I really don't remember what happened. It was October 18th of this last year. I don’t know if I was walking across the street, or standing with a sign, I don’t know. I got hit by a car.
But it’s the best thing that ever happened to me, because Pathways had already contacted me. I thought they were full of it about getting me a place, but they couldn’t get me in to do paperwork. So that was actually how I started talking to Shawn [the Harm Reduction Peer Specialist] about the Pathways program. And Hillary [the nurse for Team 8] came up, and Dr. Hails [one of our psychiatrists] at the hospital. That’s where they got me to fill out the paperwork, there in the hospital. If it wasn’t for them, I would have gone right back out to the street.

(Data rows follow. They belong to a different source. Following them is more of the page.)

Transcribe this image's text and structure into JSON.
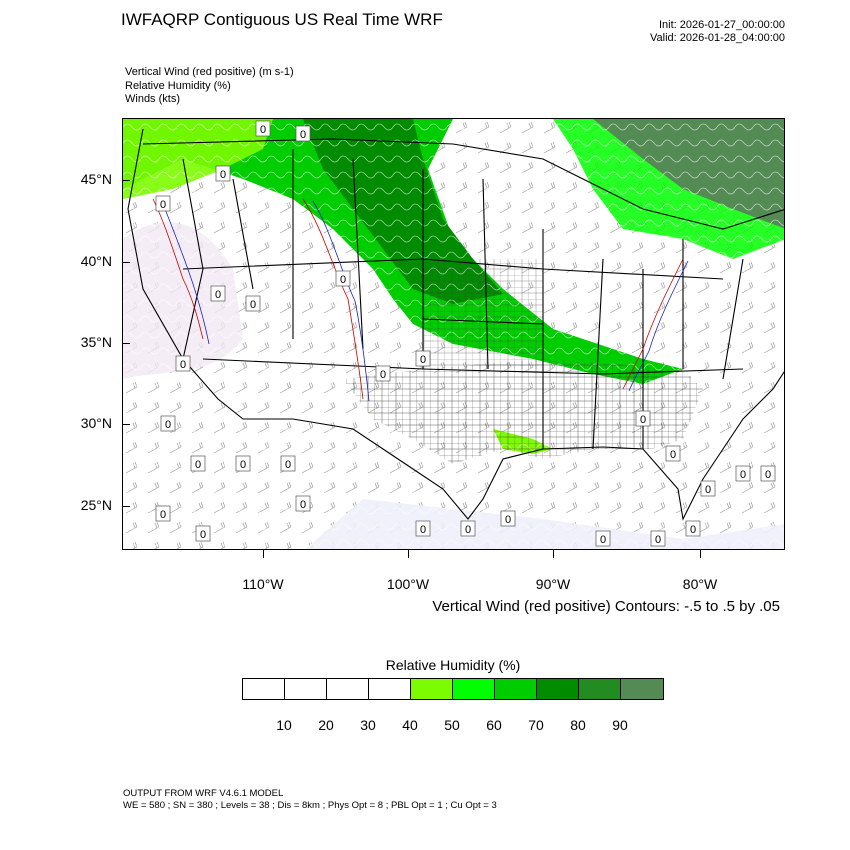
{
  "header": {
    "title": "IWFAQRP Contiguous US Real Time WRF",
    "init": "Init: 2026-01-27_00:00:00",
    "valid": "Valid: 2026-01-28_04:00:00"
  },
  "fields": [
    "Vertical Wind (red positive)   (m s-1)",
    "Relative Humidity   (%)",
    "Winds   (kts)"
  ],
  "map": {
    "lat_labels": [
      "45°N",
      "40°N",
      "35°N",
      "30°N",
      "25°N"
    ],
    "lon_labels": [
      "110°W",
      "100°W",
      "90°W",
      "80°W"
    ],
    "contour_value_label": "0",
    "contour_note": "Vertical Wind (red positive) Contours: -.5 to .5 by .05"
  },
  "colorbar": {
    "title": "Relative Humidity  (%)",
    "colors": [
      "#ffffff",
      "#ffffff",
      "#ffffff",
      "#ffffff",
      "#7cfc00",
      "#00ff00",
      "#00cd00",
      "#008b00",
      "#228b22",
      "#548b54"
    ],
    "labels": [
      "10",
      "20",
      "30",
      "40",
      "50",
      "60",
      "70",
      "80",
      "90"
    ]
  },
  "footer": {
    "line1": "OUTPUT FROM WRF V4.6.1 MODEL",
    "line2": "WE = 580 ; SN = 380 ; Levels = 38 ; Dis = 8km ; Phys Opt = 8 ; PBL Opt = 1 ; Cu Opt = 3"
  }
}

My daughter’s still out there. She’s 21. That’s rough to watch. I turn 38 in July.
I was homeless for over two years. I went from being a 16 year old mom, being on my own since I was 15 - I never even rented an apartment, I rented my first house at 17, bought my house when I was 21. I never got welfare. I worked 2, sometimes 3 jobs, just to prove everybody wrong. You know, about your typical stereotype. I was clean for over 17 years. By the time I turned 18, by the time she was 3, I put everything down. And kept it down. Totally clean. For 17 years.
And then I lost my dad. February 2016. My younger brother went right after him, in August, just a couple of days before he turned 34. And then my Grandpop. I lost all three of them that same year. And then my husband went to jail. His parents wouldn’t give me his social security money to pay my rent, so I got locked out of my house two days before Christmas that year.
And I just… I just had nothing. I didn’t have anything. I had no reason to even try anymore. I threw everything in and gave up. Ended up on the streets. Homeless. No money, no nothing. And then, not even a year later, my daughter ended up out there with me.
Now, people down there, they look out for each other. So they’ll tell me, someone will tell me, every day that they’ve seen her and she’s okay. And that’s enough for me for right now. Because I know there’s nothing else I can do. You know? I would be the first one to say – when they [street outreach workers] would come down under the bridge, talking to everybody. I was like, “Detox? Rehab? My ONLY options? No. Not doing it. Not going to do it, won’t even pretend to entertain that thought,” because I wasn’t going.
Pathways came to me in the hospital, and Shawn was like “Finally! We got you sitting still! We got some paperwork for you to do, we have to talk to the doctor, and we can get you a place.” And I was like, “What??” I totally didn’t believe it. I don’t quality for section 8, or HUD, what other options are there? All of a sudden there was this. And it worked out really great.
Now I get Vivitrol. Oh my god, they fought with the hospital to get me that Vivitrol shot before I left. It was great. It’s been great. I got my seventh one last Tuesday. It’s a lot easier. Me? I’m not the type to do meetings and stuff like that. Stuff like this? A conversation? I love it. But I don’t understand that other stuff. I mean… there is so much more to life. I had 17 years where drugs were not even a passing thought. I had stuff to do, and more important stuff than that to think about. Anytime I find myself in any type of meeting or anything like that, where I try to talk about life, they just want to bring it back to that, to the drugs. No wonder people want to run! They tell you that you are supposed to eliminate that from your life, but then they make you continuously surround yourself with it.
I’m doing really well, though. I’m happy. It’s crazy. It’s absolutely crazy. Cause I’ve never been by myself before, ever, and I’m good with it. I mean, I don’t have a lot of friends. I’ve always been a hermit to begin with.
But, I write. I just started a blog, actually. I want to write a book, but I don’t know where to start, honestly. Just, all the crap. All the stuff. Nonfiction. Just what it’s like, you know? I wrote kid’s book when I was younger, in my twenties. I have 5 kids. I never published them, I just wrote them for my kids.
There’s just so much, you know? So much that seems to be happening in such a short period of time in my life. As much as I try to avoid it… but it’s cool. I wouldn’t give a day or a minute of it back. Because then I wouldn’t be where I’m at.
This is working really well for me, here at Pathways. I’ve been on both ends of the spectrum. I went from having everything - and I got it on my own - to having nothing and no one. But I’m happy now, for the first time in my life. It took 37 years, but I feel like I’m making it. I’m making it work.